Selon la version de Jessy Travaglini, Eloïse Bagnolini l’avait contacté la veille par texto pour lui donner rendez-vous chez elle. Une dispute avec échanges de coups aurait éclaté entre les deux femmes et, pour se défendre, Jessy Travaglini aurait passé une serviette autour du cou de sa rivale.

"J'ai pas voulu la tuer, je ne lui ai jamais voulu de mal" déclare Jessy Travaglini lors de l’ouverture de son procès. Une version largement contestée par les enquêteurs qui révèlent que "de nombreux éléments confortent, lorsqu'ils sont mis en perspective les uns par rapport aux autres, la réalité d'une préméditation dans la mort d'Eloïse Bagnolini".

La thèse du meurtre prémédité privilégiée

Les enquêteurs ont notamment découvert que Jessy Travaglini, également mariée, avait posé un jour de congé en cachette de son mari et acheté une arme à impulsion électrique. La thèse du rendez-vous donné par la victime, est également contestée, ne collant pas avec son emploi du temps.

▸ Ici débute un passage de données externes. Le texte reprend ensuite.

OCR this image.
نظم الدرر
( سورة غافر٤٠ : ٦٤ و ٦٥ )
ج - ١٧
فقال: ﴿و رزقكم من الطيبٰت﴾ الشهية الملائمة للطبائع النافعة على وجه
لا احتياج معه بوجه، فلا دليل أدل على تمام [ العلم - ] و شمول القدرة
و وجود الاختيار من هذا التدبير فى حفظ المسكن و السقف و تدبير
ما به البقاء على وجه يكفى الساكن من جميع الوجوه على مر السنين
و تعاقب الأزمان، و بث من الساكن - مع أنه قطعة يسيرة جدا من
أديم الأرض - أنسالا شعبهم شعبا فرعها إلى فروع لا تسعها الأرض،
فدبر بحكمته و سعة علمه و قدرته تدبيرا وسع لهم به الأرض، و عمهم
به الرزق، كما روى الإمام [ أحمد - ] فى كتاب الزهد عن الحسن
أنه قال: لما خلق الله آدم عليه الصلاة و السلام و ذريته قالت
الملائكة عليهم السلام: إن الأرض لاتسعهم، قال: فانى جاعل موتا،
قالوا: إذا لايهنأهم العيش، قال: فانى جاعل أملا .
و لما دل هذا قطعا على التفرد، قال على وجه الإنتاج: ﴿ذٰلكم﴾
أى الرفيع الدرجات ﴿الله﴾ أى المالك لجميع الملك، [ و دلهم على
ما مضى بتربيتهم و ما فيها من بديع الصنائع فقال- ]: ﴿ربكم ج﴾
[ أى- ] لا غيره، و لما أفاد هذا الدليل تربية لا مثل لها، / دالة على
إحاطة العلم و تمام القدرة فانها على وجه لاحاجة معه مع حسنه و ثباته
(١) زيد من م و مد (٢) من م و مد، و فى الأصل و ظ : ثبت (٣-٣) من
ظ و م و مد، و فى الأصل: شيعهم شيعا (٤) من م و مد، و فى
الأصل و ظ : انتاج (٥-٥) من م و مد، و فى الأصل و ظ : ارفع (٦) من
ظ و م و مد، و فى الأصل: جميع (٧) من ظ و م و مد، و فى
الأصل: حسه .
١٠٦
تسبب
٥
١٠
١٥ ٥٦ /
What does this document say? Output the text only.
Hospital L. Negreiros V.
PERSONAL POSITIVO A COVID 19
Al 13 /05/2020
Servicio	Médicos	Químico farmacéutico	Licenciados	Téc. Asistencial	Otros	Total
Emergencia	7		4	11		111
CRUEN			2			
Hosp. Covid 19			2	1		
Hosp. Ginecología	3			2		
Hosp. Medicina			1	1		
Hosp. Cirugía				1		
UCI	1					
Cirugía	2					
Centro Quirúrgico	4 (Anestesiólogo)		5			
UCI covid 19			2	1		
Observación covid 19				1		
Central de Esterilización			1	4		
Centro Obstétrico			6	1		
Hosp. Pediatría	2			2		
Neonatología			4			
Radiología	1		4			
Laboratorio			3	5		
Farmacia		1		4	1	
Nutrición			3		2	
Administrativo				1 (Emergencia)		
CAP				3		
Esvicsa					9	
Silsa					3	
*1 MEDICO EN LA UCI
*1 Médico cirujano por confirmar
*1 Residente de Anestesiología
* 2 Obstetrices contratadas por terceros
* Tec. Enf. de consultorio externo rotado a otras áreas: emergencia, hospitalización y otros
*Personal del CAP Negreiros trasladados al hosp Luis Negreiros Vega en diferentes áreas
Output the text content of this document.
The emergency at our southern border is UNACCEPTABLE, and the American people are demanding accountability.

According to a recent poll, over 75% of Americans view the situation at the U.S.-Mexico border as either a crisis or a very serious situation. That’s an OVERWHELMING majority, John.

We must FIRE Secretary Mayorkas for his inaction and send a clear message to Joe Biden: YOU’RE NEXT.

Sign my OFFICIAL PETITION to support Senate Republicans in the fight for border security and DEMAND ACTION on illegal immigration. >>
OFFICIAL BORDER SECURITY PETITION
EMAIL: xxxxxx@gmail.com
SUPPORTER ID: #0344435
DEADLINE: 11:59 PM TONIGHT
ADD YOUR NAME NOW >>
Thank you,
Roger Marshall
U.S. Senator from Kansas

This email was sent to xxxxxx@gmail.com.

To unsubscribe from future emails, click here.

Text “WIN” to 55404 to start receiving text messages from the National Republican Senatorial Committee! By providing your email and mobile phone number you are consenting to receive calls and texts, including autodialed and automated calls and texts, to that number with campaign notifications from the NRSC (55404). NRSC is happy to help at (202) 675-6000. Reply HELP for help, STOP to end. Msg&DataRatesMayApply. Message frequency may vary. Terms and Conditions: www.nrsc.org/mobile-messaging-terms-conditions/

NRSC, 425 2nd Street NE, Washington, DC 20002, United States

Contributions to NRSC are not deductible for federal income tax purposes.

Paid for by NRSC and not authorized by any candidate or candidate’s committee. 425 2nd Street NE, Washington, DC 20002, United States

Il apparaît peu vraisemblable qu'une jeune femme (...) après une bagarre ayant tourné au drame sans intention de tuer, puisse aussitôt, face à un cadavre, faire preuve d'autant de sang-froid et penser à mettre autant de choses en place pour faire disparaître les preuves, maquiller le crime et se mettre à l'abri des soupçons, sauf à considérer qu'un plan était minutieusement élaboré en ce sens préalablement", s’étonnent les enquêteurs. Pour le meurtre d’Eloïse Bagnolini, Jessy Travaglini encourt la réclusion criminelle à perpétuité.